AC: Integration requires collaboration because no stakeholder can accomplish everything independently. Big companies have broad portfolios, but they cannot produce all the needed products. An example of a collaboration we have is with an external partner that analyses MRI images. The start-up brings the corporation's software, knowledge, expertise, and clinical trials. We bring access to radiological centres. With this collaboration, we can offer solutions to our customers and have more people getting an early diagnosis.
We have several collaborations with global and local partners to give more diagnostic solutions. Locally we work with various companies that produce scanners and other products. We partner with all these companies to offer solutions to their customers and our patients. There are clinical, financial, training, protocols, and economic sides to a collaboration with customers. We can share risks and rewards using different effective business models within our partnerships. Collaborators should keep the value of their products in mind instead of the price. If all the involved stakeholders do their best in their roles and tasks, the patient and collaborators benefit economically.
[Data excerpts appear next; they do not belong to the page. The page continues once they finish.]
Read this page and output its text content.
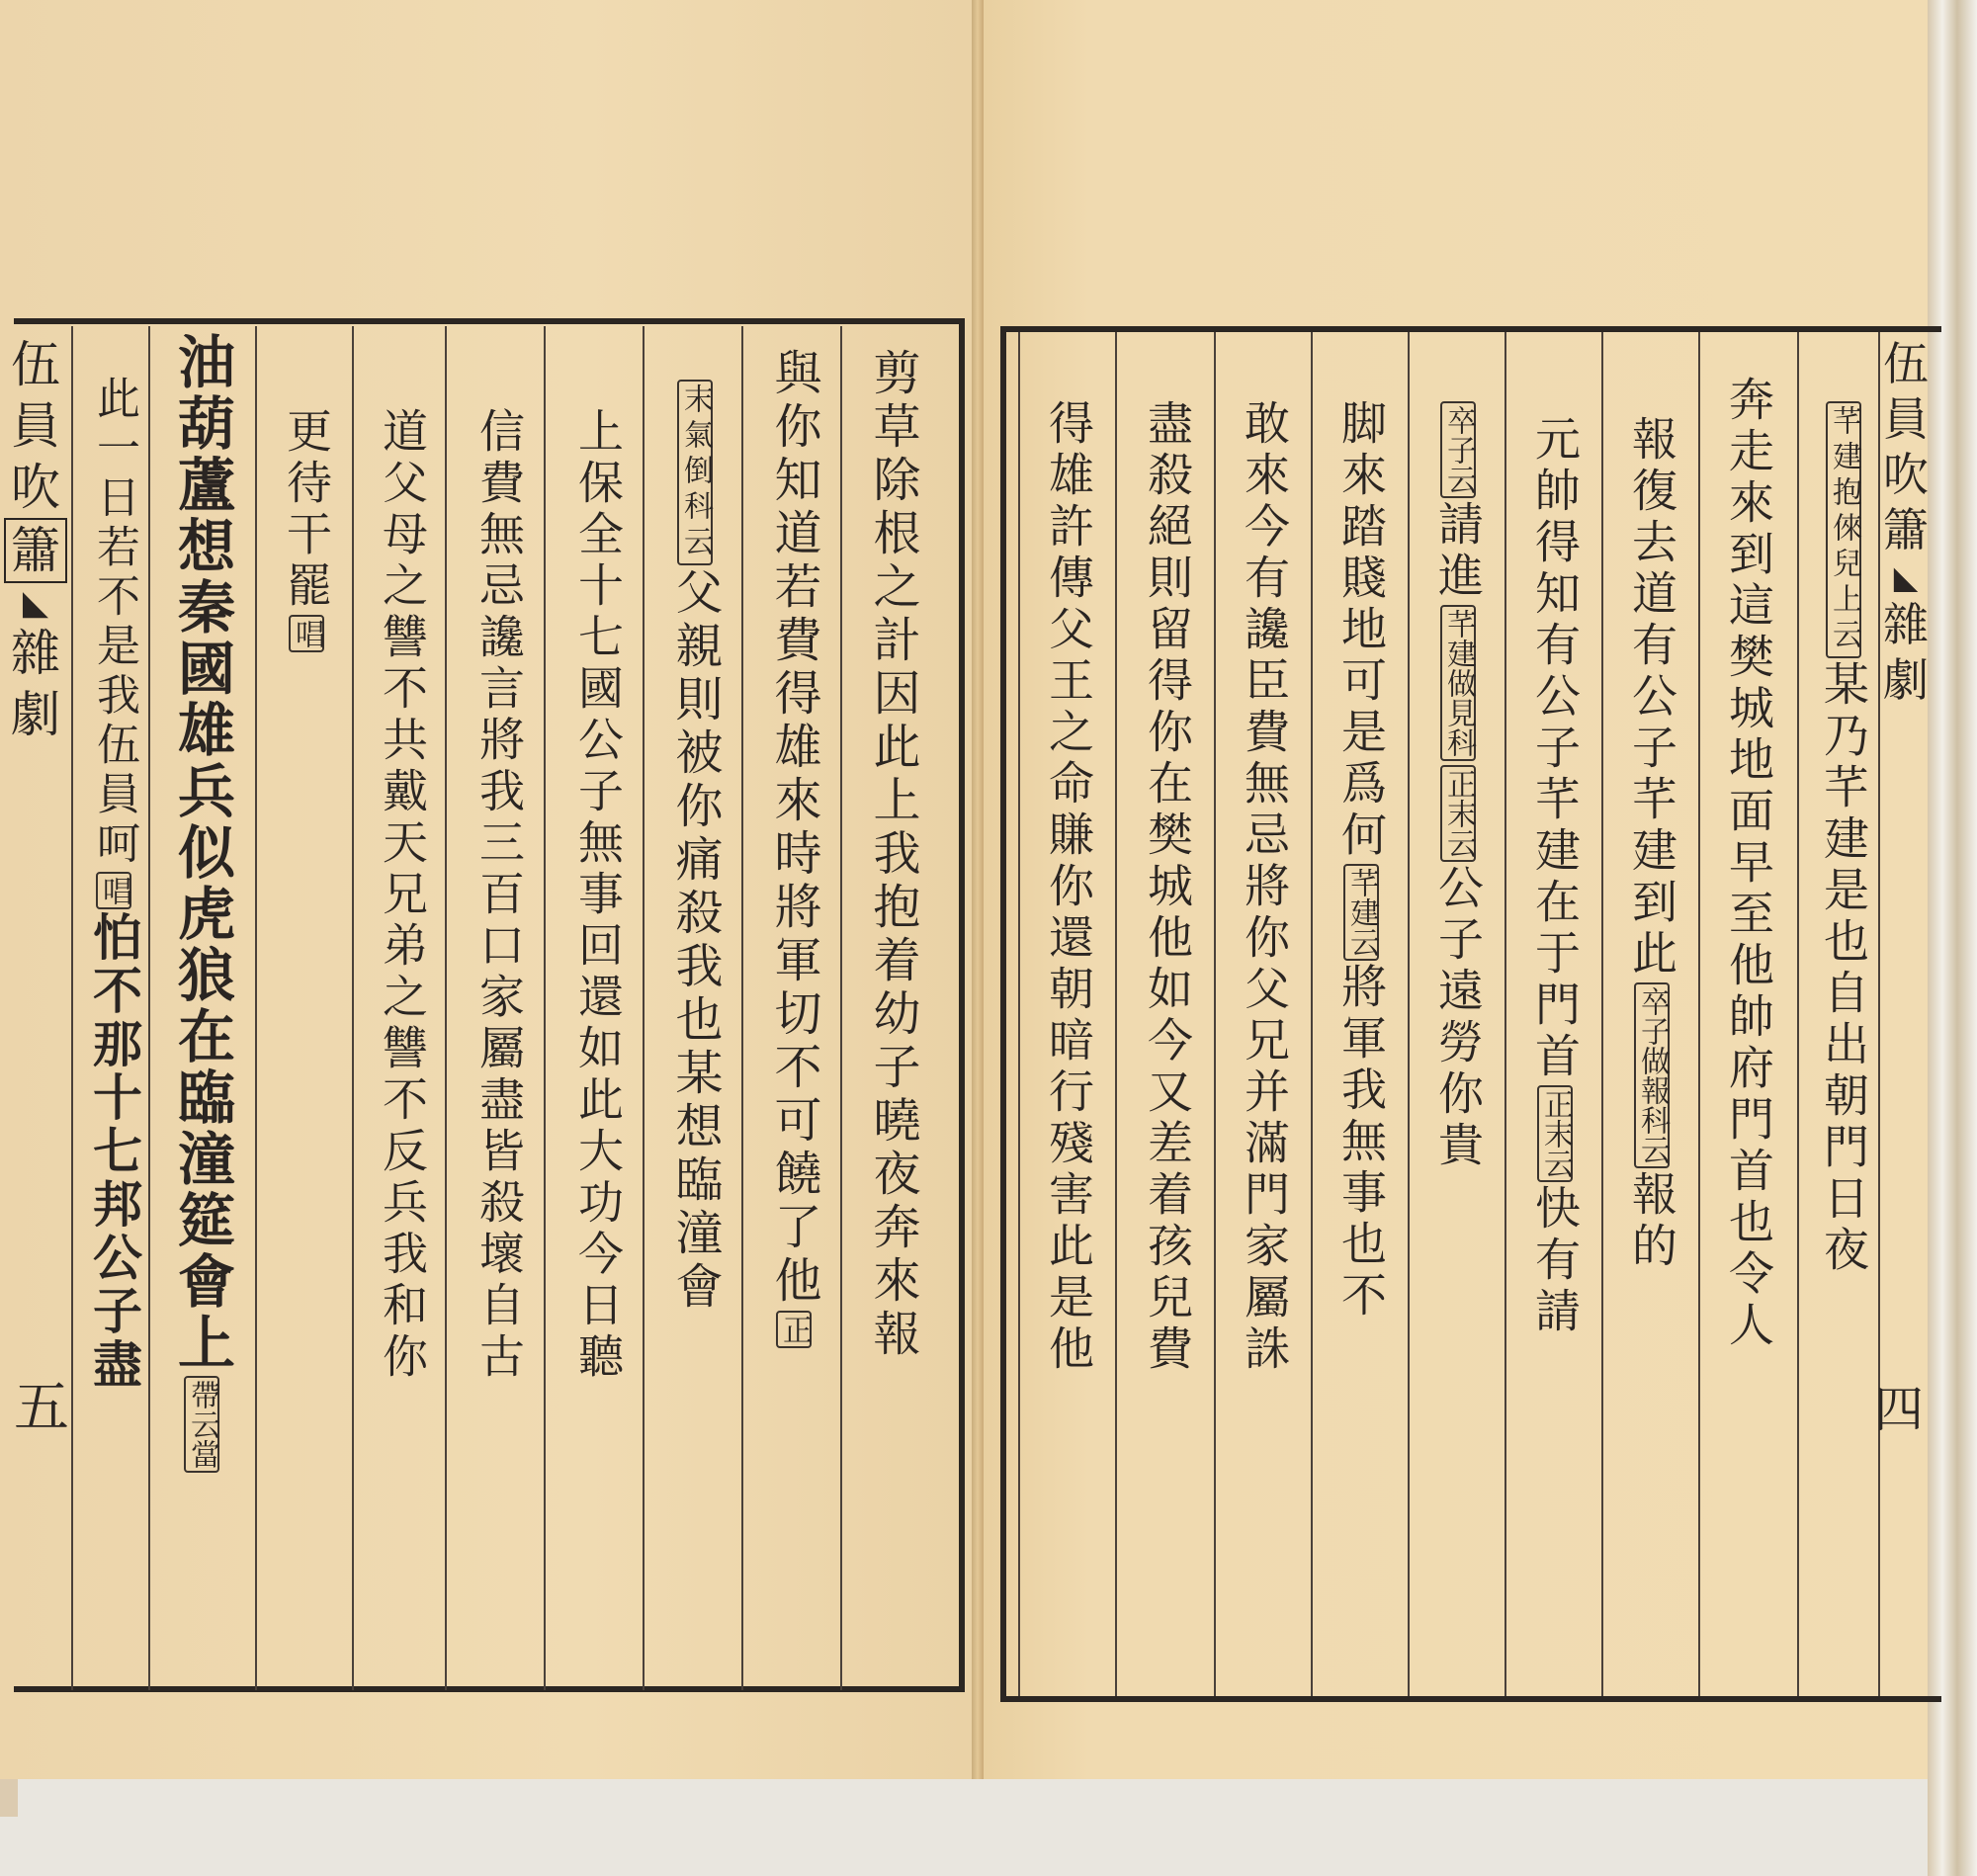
伍
員
吹
簫
◣
雜
劇
五
剪草除根之計因此上我抱着幼子曉夜奔來報
與你知道若費得雄來時將軍切不可饒了他
正
末氣倒科云
父親則被你痛殺我也某想臨潼會
上保全十七國公子無事回還如此大功今日聽
信費無忌讒言將我三百口家屬盡皆殺壞自古
道父母之讐不共戴天兄弟之讐不反兵我和你
更待干罷
唱
油葫蘆想秦國雄兵似虎狼在臨潼筵會上
帶云當
此一日若不是我伍員呵
唱
怕不那十七邦公子盡
伍
員
吹
簫
◣
雜
劇
四
芊建抱倈兒上云
某乃芊建是也自出朝門日夜
奔走來到這樊城地面早至他帥府門首也令人
報復去道有公子芊建到此
卒子做報科云
報的
元帥得知有公子芊建在于門首
正末云
快有請
卒子云
請進
芊建做見科
正末云
公子遠勞你貴
脚來踏賤地可是爲何
芊建云
將軍我無事也不
敢來今有讒臣費無忌將你父兄并滿門家屬誅
盡殺絕則留得你在樊城他如今又差着孩兒費
得雄許傳父王之命賺你還朝暗行殘害此是他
Competing companies get into alliances in the pharmaceutical industry because no company can implement all the integrated tasks and challenges and develop all the required products by themselves. It is crucial to integrate instead of being conflictive.
EF: What would you like to be remembered for five years from today?
AC: Personally, the answer changes as I go through different phases of life. I have been in the pharmaceutical industry for 30 years now and would like to be remembered as the person who helped the market be integrative, collaborative, and more sustainable. Presently the system is divided and conflicted. Being transparent and honest with all the relevant stakeholders will smoothen the transformation. Integration within the industry is evolving, and I would like to contribute to and be a part of it. Looking back five years from now and seeing our growth and evolution would be incredible. I would also like to see the development of Guerbet's reputation increasing on the market.